Last Friday, China tumbled down more than 3% as the government pointed that the asset market had overrun itself. In Hong Kong, the housing market had risen to a level not seen in recent months. This prompted the banks to tighten up lending and the government to fight against the heated housing market.
In conclusion, the market is likely to cool off this coming week. However the market might want to push itself to the limits to hit the critical level of 10,000 for the Dow. The higher the market pushes in the coming week, the higher the possibility that the market will take a steep correction in the coming months. The market has been long overdue for a correction of at least 10%. Lastly, as the IMF slowly sells their Gold positions at multi year high prices, the dollar will likely strengthen in a short period of time.
The law of gravity – what went up must come down eventually.
Sector Rotation
This week, Financials (2.85%) led the market followed by Materials (2.66%), Consumer Discretionary (2.32%), Energy (2.19%), Industrials (1.54%), Utilities (1.09%), Consumer Staples (0.51%) and Health Care (-0.93%).
Homebuilders are likely to get a small boost in the coming week if the housing data manages to come out above expectations. A pullback is also highly possible as the 8k incentive to purchase houses will expire at the end of November this year.
The Commodity sector will be taking a back seat in the coming week. The dollar is expected to rebound from its lows, as there are rumors that the Fed might unwind some of the QE programs and even increase the fed fund rate by a quarter point in the near future. Potash cut its yearly guidance and this did not bode will with the sector.
Technical Analysis
The S&P500 Index closed at 1068 last week. This indicates a gain of 25 points (2.5%) from the previous week’s close.
Last week, the market rallied at the on Monday as investors and traders were betting on a good retail sales report on Tuesday. The market built rally after rally from Monday till Thursday. The U.S. market reacted strongly to the recession being ‘technically’ over. But the market took a break on Friday as bad news came out from China and Hong Kong.
The S&P500 had briefly tested the high of 1075 on Thursday before the market went into profit taking. The market had been rising and growing confidently for the past few weeks as September turned out to be a very bullish month. To date the S&P500 had grown to 7% from the beginning of the month. It is even more impressive given the fact that September is traditionally one of the most bearish months in history.
The optimism and confidence in the market had been growing steadily for the past few weeks. The market seems to be an easy ATM machine for the public, as it seems to be only going up. Many investors who are holding onto their cash had been lured into this market. This is because the investors are forced to invest in the stock market as currency continues to depreciate at an alarming pace.
Looking at weekly candles, the S&P500 Index is suggesting an upside movement if it can break above the 1075 level in the coming week.
Looking at daily candles, the S&P500 Index looks like it might be starting off the week with a negative Monday. This is because the candle shows a ‘Doji’ on Friday, which indicates a pause or potential reversal trend.

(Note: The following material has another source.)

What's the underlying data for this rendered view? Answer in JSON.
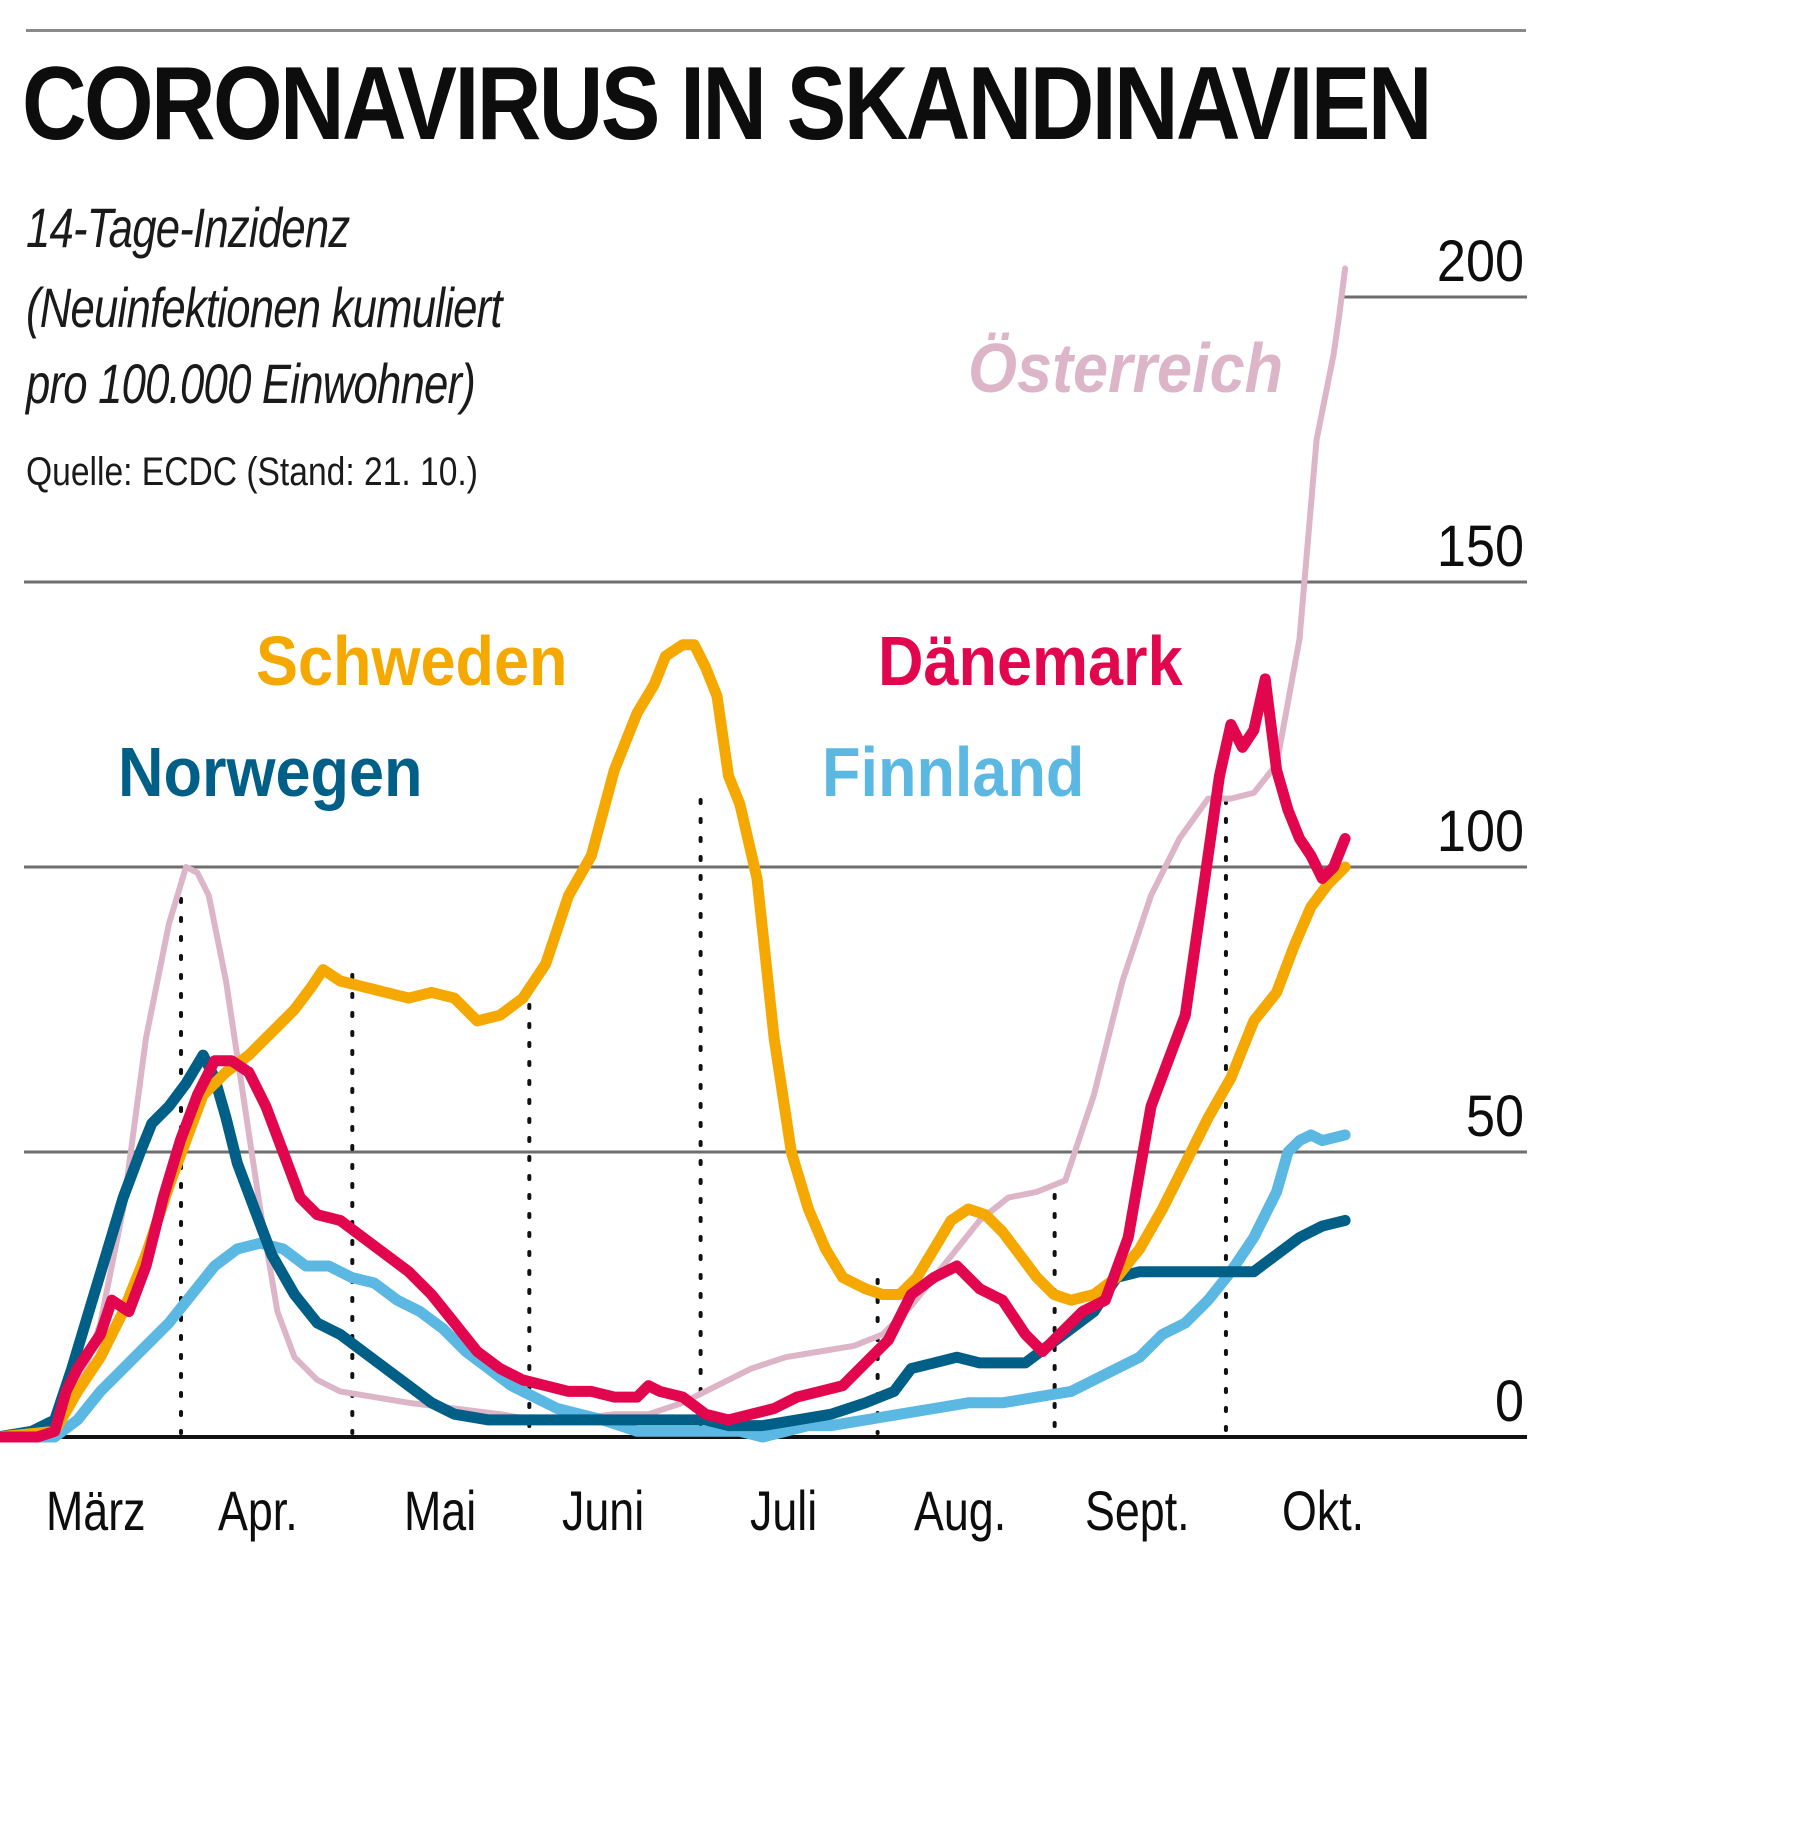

The immediate support levels are S1: 1050, S2: 1025 and S3: 1000.
The immediate resistance levels are R1: 1075, R2: 1100 and R3: 1150.
In conclusion, the market this coming week is likely to be bearish if it cannot break and hold above the 1075 level. The market will be looking at the strength of the dollar to decide which direction to follow. Watch out for increasing volumes, which might be selling into this unsustainable market’s rally.